I would actually imagine that the 3rd one would be the most significant. Some meaningful relations for this could be deduced exclusively from the hole size. If we assume the first two sources of friction are small, then the initial velocity leaving the hole is the same for both cases, thus we have a certain flow rate and velocity for each. If we assume the holes to be circular and extend this assumption to the stream itself, we can find the perimeter interacting with air and the linear density of the stream of water (close to the hole).

Then the problem is similar, but not exactly the same, as that of a projectile with air resistance. The metric that matters is the ratio of the drag coefficient to the mass, but the linear mass density in the case here. I'll try to come back and put some equations up here later so we can maybe even get a general figure of merit for where deviation from a parabolic path of the water jet will be observed.

Local forms loss of the hole

I realized that the parts of 1&2 is really a pretty standard engineering problem.

  • K = Local forms loss coefficient
  • H = fluid head, used in place of pressure

$$\Delta H = \frac{v^2}{2 g} + K \frac{v^2}{2 g}$$ $$ v = \sqrt{ \frac{2 g h}{1+K} }$$

Now, we won't be able to avoid the inevitability of finding Reynolds number, so here we are.

  • $\rho = 1000 kg / m^3$
  • $\mu = 0.001 Pa s $

$$Re = \frac{G D}{\mu} = 2 \frac{v \rho}{\mu} \sqrt{ \frac{A }{\pi} }$$

If we're talking about in the neighborhood of a hole $1 cm^2$ and a velocity $1 m/s$ then we find Reynolds number to be around 1,000. Now, I found no choice to use an actual academic paper to get the loss coefficient.

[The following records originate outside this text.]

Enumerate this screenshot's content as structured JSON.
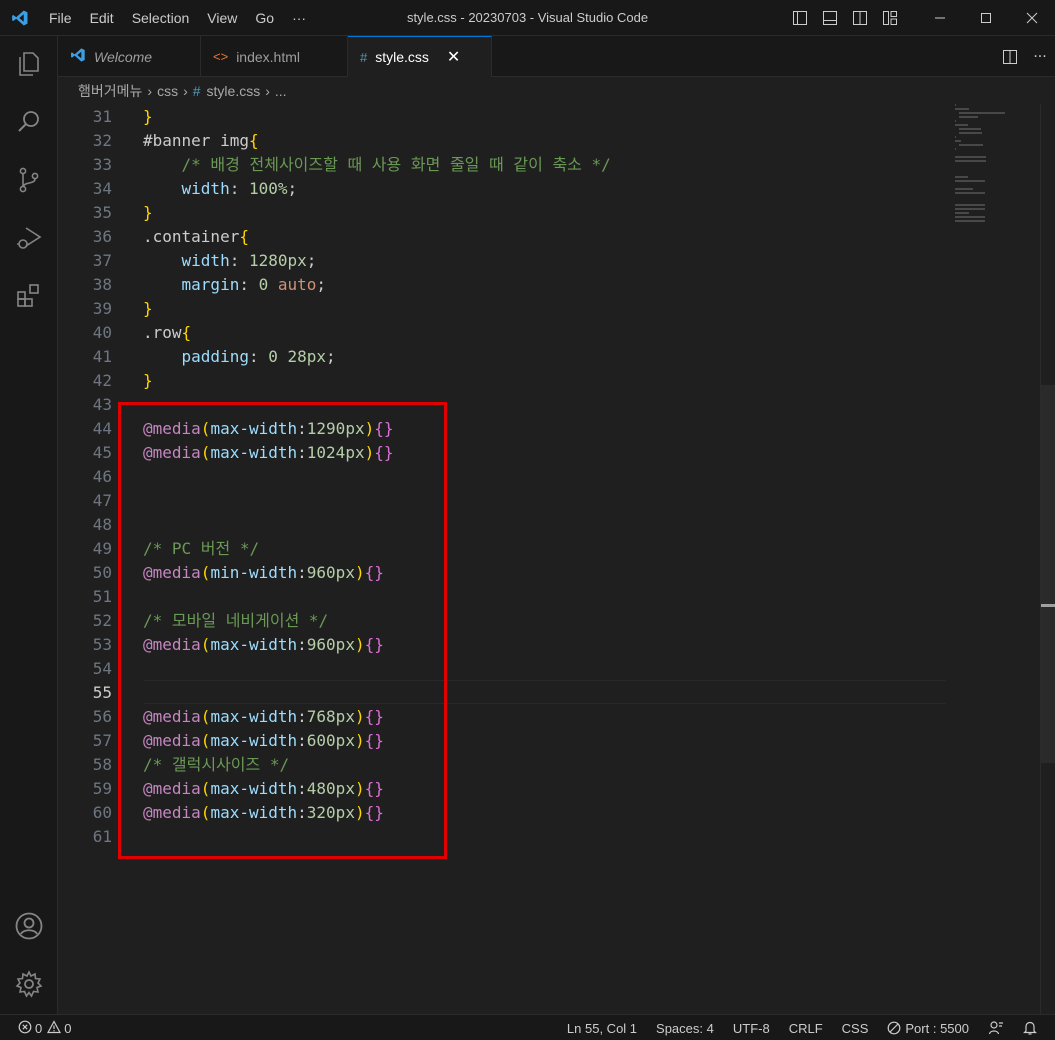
{
  "window": {
    "title": "style.css - 20230703 - Visual Studio Code",
    "menu": [
      "File",
      "Edit",
      "Selection",
      "View",
      "Go",
      "···"
    ]
  },
  "tabs": [
    {
      "label": "Welcome",
      "icon": "vscode-icon",
      "active": false
    },
    {
      "label": "index.html",
      "icon": "html-icon",
      "active": false
    },
    {
      "label": "style.css",
      "icon": "css-hash-icon",
      "active": true
    }
  ],
  "breadcrumb": [
    "햄버거메뉴",
    "css",
    "style.css",
    "..."
  ],
  "editor": {
    "current_line": 55,
    "lines": [
      {
        "n": "31",
        "tokens": [
          [
            "brace",
            "}"
          ]
        ]
      },
      {
        "n": "32",
        "tokens": [
          [
            "plain",
            "#banner img"
          ],
          [
            "brace",
            "{"
          ]
        ]
      },
      {
        "n": "33",
        "tokens": [
          [
            "plain",
            "    "
          ],
          [
            "cm",
            "/* 배경 전체사이즈할 때 사용 화면 줄일 때 같이 축소 */"
          ]
        ]
      },
      {
        "n": "34",
        "tokens": [
          [
            "plain",
            "    "
          ],
          [
            "prop",
            "width"
          ],
          [
            "plain",
            ": "
          ],
          [
            "num",
            "100%"
          ],
          [
            "plain",
            ";"
          ]
        ]
      },
      {
        "n": "35",
        "tokens": [
          [
            "brace",
            "}"
          ]
        ]
      },
      {
        "n": "36",
        "tokens": [
          [
            "plain",
            ".container"
          ],
          [
            "brace",
            "{"
          ]
        ]
      },
      {
        "n": "37",
        "tokens": [
          [
            "plain",
            "    "
          ],
          [
            "prop",
            "width"
          ],
          [
            "plain",
            ": "
          ],
          [
            "num",
            "1280px"
          ],
          [
            "plain",
            ";"
          ]
        ]
      },
      {
        "n": "38",
        "tokens": [
          [
            "plain",
            "    "
          ],
          [
            "prop",
            "margin"
          ],
          [
            "plain",
            ": "
          ],
          [
            "num",
            "0"
          ],
          [
            "plain",
            " "
          ],
          [
            "kw",
            "auto"
          ],
          [
            "plain",
            ";"
          ]
        ]
      },
      {
        "n": "39",
        "tokens": [
          [
            "brace",
            "}"
          ]
        ]
      },
      {
        "n": "40",
        "tokens": [
          [
            "plain",
            ".row"
          ],
          [
            "brace",
            "{"
          ]
        ]
      },
      {
        "n": "41",
        "tokens": [
          [
            "plain",
            "    "
          ],
          [
            "prop",
            "padding"
          ],
          [
            "plain",
            ": "
          ],
          [
            "num",
            "0"
          ],
          [
            "plain",
            " "
          ],
          [
            "num",
            "28px"
          ],
          [
            "plain",
            ";"
          ]
        ]
      },
      {
        "n": "42",
        "tokens": [
          [
            "brace",
            "}"
          ]
        ]
      },
      {
        "n": "43",
        "tokens": []
      },
      {
        "n": "44",
        "tokens": [
          [
            "at",
            "@media"
          ],
          [
            "brace",
            "("
          ],
          [
            "prop",
            "max-width"
          ],
          [
            "plain",
            ":"
          ],
          [
            "num",
            "1290px"
          ],
          [
            "brace",
            ")"
          ],
          [
            "paren",
            "{}"
          ]
        ]
      },
      {
        "n": "45",
        "tokens": [
          [
            "at",
            "@media"
          ],
          [
            "brace",
            "("
          ],
          [
            "prop",
            "max-width"
          ],
          [
            "plain",
            ":"
          ],
          [
            "num",
            "1024px"
          ],
          [
            "brace",
            ")"
          ],
          [
            "paren",
            "{}"
          ]
        ]
      },
      {
        "n": "46",
        "tokens": []
      },
      {
        "n": "47",
        "tokens": []
      },
      {
        "n": "48",
        "tokens": []
      },
      {
        "n": "49",
        "tokens": [
          [
            "cm",
            "/* PC 버전 */"
          ]
        ]
      },
      {
        "n": "50",
        "tokens": [
          [
            "at",
            "@media"
          ],
          [
            "brace",
            "("
          ],
          [
            "prop",
            "min-width"
          ],
          [
            "plain",
            ":"
          ],
          [
            "num",
            "960px"
          ],
          [
            "brace",
            ")"
          ],
          [
            "paren",
            "{}"
          ]
        ]
      },
      {
        "n": "51",
        "tokens": []
      },
      {
        "n": "52",
        "tokens": [
          [
            "cm",
            "/* 모바일 네비게이션 */"
          ]
        ]
      },
      {
        "n": "53",
        "tokens": [
          [
            "at",
            "@media"
          ],
          [
            "brace",
            "("
          ],
          [
            "prop",
            "max-width"
          ],
          [
            "plain",
            ":"
          ],
          [
            "num",
            "960px"
          ],
          [
            "brace",
            ")"
          ],
          [
            "paren",
            "{}"
          ]
        ]
      },
      {
        "n": "54",
        "tokens": []
      },
      {
        "n": "55",
        "tokens": []
      },
      {
        "n": "56",
        "tokens": [
          [
            "at",
            "@media"
          ],
          [
            "brace",
            "("
          ],
          [
            "prop",
            "max-width"
          ],
          [
            "plain",
            ":"
          ],
          [
            "num",
            "768px"
          ],
          [
            "brace",
            ")"
          ],
          [
            "paren",
            "{}"
          ]
        ]
      },
      {
        "n": "57",
        "tokens": [
          [
            "at",
            "@media"
          ],
          [
            "brace",
            "("
          ],
          [
            "prop",
            "max-width"
          ],
          [
            "plain",
            ":"
          ],
          [
            "num",
            "600px"
          ],
          [
            "brace",
            ")"
          ],
          [
            "paren",
            "{}"
          ]
        ]
      },
      {
        "n": "58",
        "tokens": [
          [
            "cm",
            "/* 갤럭시사이즈 */"
          ]
        ]
      },
      {
        "n": "59",
        "tokens": [
          [
            "at",
            "@media"
          ],
          [
            "brace",
            "("
          ],
          [
            "prop",
            "max-width"
          ],
          [
            "plain",
            ":"
          ],
          [
            "num",
            "480px"
          ],
          [
            "brace",
            ")"
          ],
          [
            "paren",
            "{}"
          ]
        ]
      },
      {
        "n": "60",
        "tokens": [
          [
            "at",
            "@media"
          ],
          [
            "brace",
            "("
          ],
          [
            "prop",
            "max-width"
          ],
          [
            "plain",
            ":"
          ],
          [
            "num",
            "320px"
          ],
          [
            "brace",
            ")"
          ],
          [
            "paren",
            "{}"
          ]
        ]
      },
      {
        "n": "61",
        "tokens": []
      }
    ]
  },
  "statusbar": {
    "errors": "0",
    "warnings": "0",
    "position": "Ln 55, Col 1",
    "spaces": "Spaces: 4",
    "encoding": "UTF-8",
    "eol": "CRLF",
    "language": "CSS",
    "port": "Port : 5500"
  },
  "colors": {
    "accent": "#0078d4",
    "highlight_box": "#e00000",
    "vscode_blue": "#3c9ee5",
    "html_icon": "#e37933",
    "css_icon": "#519aba"
  }
}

See Accurate Evaluation of the Loss Coefficient and the Entrance Length of the Inlet Region of a Channel.

$$K = 4.183 \times 10^{-5} Re + 0.152$$

So K will be in the neighborhood of 0.2. This is the major difference for the two cases regarding 1&2 types of losses. I tried some numbers, like 1 m for the head, and found without the forms loss you get about 4.4 m/s exit velocity, with 1 cm^2 hole, you get 2.8 m/s. Increasing the size of the hole 10x I get 2.1 m/s and decreasing it 10x I get 3.4 m/s. This isn't what I expected. I thought that a small hole would make the fluid velocity smaller, but maybe I've messed something up with the signs although I can't find it right now. I know how I would approach #3 as well, but I don't have the time. I certainly don't think anyone has sufficient evidence to say one type of loss is greater until some more work is done.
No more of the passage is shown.